Tesla Motors co-founder Elon Musk had hinted in the past that the company was working on a way to cut the recharging time of the Tesla Model S sedan to less time than it takes to refill a gas tank. Using the company's high-power home charger, the Model S needs about seven hours for a full refill, and while Tesla's own public Superchargers can cut that down to an hour, a Model S would need a couple of days to recharge from an everyday 110-volt plug.
Last night, Musk revealed on Twitter that the company would demonstrate a "live pack swap" on Thursday, and that "seeing is believing." Pack swapping isn't a new idea — electric taxicab companies at the turn of the 20th century swapped batteries for quick repowering, and an Israeli startup company called Better Place had been pushing the idea as a way to make electric cars mainstream for the past several years, envisioning a system where owners bought the car but rented fresh battery packs that could be changed frequently.

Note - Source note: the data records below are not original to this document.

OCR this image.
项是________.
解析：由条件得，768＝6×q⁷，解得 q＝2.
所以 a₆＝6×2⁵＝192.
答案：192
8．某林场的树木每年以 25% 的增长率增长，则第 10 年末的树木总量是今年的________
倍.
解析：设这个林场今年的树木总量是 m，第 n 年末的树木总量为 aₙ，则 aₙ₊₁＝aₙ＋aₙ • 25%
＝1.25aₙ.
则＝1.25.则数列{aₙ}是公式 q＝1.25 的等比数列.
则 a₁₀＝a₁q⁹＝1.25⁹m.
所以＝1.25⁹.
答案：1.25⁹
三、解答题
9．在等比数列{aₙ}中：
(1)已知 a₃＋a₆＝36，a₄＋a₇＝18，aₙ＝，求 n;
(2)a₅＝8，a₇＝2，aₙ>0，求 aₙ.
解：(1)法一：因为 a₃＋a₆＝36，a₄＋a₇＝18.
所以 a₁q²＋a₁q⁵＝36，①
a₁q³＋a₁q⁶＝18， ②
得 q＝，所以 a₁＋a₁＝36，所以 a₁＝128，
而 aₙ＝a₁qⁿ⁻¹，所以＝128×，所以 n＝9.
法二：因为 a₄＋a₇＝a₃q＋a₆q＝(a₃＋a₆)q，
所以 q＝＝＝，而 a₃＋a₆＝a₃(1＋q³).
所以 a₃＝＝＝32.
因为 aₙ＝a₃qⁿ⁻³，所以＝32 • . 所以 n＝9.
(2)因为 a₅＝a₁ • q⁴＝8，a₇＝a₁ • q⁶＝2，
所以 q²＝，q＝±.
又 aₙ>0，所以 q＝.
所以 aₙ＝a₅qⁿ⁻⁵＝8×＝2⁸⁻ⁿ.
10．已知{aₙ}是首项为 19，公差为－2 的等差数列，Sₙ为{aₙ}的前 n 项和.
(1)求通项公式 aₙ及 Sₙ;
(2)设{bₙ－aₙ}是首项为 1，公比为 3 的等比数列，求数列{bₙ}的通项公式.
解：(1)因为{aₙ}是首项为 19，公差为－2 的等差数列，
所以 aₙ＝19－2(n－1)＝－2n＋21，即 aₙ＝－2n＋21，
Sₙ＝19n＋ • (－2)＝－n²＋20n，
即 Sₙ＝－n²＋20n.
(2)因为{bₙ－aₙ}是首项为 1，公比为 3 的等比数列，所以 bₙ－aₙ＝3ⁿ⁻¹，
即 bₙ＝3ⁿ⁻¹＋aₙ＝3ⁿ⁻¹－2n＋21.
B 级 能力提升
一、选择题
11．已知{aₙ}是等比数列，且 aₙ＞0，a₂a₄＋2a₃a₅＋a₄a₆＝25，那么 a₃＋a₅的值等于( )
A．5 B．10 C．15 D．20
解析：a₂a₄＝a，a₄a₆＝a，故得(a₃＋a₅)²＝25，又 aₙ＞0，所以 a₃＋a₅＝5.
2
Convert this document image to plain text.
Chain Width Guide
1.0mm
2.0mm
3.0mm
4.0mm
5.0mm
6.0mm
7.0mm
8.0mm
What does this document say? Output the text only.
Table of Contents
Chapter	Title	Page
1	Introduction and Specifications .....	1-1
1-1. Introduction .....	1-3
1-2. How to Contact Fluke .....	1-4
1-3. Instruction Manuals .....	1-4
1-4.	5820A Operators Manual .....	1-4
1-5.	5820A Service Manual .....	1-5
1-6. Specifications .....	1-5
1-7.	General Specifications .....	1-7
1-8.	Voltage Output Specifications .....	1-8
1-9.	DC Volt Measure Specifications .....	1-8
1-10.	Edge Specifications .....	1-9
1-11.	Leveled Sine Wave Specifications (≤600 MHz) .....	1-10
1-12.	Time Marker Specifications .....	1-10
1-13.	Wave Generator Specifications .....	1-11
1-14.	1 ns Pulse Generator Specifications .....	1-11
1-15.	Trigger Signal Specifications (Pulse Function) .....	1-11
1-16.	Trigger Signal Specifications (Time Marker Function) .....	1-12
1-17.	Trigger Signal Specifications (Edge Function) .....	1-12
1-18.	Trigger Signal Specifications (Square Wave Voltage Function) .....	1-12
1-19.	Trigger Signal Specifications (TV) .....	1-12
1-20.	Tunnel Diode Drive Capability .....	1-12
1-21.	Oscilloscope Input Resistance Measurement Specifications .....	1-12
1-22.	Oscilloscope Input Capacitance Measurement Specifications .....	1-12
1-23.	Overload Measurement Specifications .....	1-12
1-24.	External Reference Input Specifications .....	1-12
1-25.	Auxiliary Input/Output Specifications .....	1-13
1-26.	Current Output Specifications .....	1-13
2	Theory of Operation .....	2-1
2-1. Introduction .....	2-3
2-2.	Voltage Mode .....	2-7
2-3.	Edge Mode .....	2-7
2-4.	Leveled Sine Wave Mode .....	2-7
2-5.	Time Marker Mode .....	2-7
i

But Better Place filed for bankruptcy last month, after five years and $1 billion burned with few results. Unlike the batteries in toy cars, there's no uniform standards for electric car batteries. Most EVs use a battery pack designed specifically for that car; there's no commonality between the power supply of a Nissan Leaf and a Ford Focus EV. Trying to build a network of EV battery swap stations would be like enlarging the jumbled drugstore rack of hearing-aid batteries — and there simply aren't enough cars on the road for such a plan to make sense.
Tesla has already committed to building a nationwide network of free, public Superchargers for its Model S and future cars, and given Musk's other interests in building rockets and solar panels, its easy to imagine Tesla exploring a way to build its own battery swapping stations. But it's not a simple task; the battery pack in an 80-kWh Model S weighs about 1,200 lbs. And given Tesla's start-up resources, making battery swapping a part of everyday life would seem to call for a high level of automation rather than creating the 21st-century equivalent of the gas station attendant. We'll be at Tesla's announcement Thursday to see what's next.